Sunday, March 23, 2008
Week 9: Kim and Jager
In the Jager article, I was intrigued by the story Park Geun-byung teaches his students that depicts the USA as a dragon keeping the lovers on either side of the river from meeting. It is so interesting to learn about the way different countries educate students about their own, and other's, history. Honestly, the Korean War and Korean history were all but ignored in my schooling. However, from what I was taught, and most of what mainstream press has espoused, I was under the impression that the relations between ROK and DPRK were far more antagonistic and fragle than Jager's article suggests. I am then driven to wonder about the benefits to US foreign policy and military strategy that such a depiction may result in.
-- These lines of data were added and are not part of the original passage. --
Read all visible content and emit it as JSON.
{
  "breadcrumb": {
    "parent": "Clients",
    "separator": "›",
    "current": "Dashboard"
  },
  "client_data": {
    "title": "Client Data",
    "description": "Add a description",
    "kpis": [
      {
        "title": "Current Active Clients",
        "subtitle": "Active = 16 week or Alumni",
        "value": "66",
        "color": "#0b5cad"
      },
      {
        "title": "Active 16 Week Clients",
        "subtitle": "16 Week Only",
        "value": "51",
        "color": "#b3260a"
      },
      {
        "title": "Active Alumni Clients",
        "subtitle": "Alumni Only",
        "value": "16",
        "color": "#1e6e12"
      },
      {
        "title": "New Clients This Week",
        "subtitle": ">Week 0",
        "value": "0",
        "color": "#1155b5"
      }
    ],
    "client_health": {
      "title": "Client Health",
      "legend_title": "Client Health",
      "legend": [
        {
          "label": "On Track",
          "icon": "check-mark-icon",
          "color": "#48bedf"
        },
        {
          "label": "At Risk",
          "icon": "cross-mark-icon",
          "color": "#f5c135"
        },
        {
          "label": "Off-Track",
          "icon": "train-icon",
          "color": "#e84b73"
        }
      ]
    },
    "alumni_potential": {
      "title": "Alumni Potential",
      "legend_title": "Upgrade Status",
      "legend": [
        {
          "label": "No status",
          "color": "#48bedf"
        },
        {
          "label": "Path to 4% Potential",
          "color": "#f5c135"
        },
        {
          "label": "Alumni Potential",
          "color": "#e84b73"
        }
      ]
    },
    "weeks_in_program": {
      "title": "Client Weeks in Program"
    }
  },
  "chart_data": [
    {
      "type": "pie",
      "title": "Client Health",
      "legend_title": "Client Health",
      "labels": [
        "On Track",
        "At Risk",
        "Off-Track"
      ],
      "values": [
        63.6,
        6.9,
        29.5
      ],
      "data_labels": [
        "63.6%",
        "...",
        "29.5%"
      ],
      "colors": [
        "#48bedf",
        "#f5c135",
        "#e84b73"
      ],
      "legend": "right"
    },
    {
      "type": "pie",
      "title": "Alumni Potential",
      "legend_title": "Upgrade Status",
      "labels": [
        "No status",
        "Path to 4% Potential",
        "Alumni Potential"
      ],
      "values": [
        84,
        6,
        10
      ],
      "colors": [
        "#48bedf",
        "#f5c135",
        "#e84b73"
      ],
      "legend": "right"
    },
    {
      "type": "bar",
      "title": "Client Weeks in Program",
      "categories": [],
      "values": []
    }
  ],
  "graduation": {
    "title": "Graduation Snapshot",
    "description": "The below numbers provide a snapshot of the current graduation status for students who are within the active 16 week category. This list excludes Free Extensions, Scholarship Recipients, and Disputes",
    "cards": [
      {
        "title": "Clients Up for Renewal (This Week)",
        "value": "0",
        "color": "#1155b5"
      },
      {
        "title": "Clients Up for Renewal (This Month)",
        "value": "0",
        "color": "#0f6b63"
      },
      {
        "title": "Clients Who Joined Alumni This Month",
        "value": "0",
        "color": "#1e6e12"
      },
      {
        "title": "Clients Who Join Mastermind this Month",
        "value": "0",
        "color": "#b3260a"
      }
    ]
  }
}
I suppose a strong and dangerous DPRK and a weak, helpless ROK support the US power plays in the region, and allows for stronger rhetoric against nuclear development in DPRK and anti-communist sentiment. I am deeply disturbed by these likely possibilites, and by the foreign policy strategy they suggest, and how that US strategy functions around the globe, not just in relation to Korea. The state-centered security and military theory as is applies to US-Korean relations seems to be a distortion of reality, and I am bothered by learning of yet another instance where what I always believed to be true is only a version of reality, and one that promotes a sincerely "American" agenda.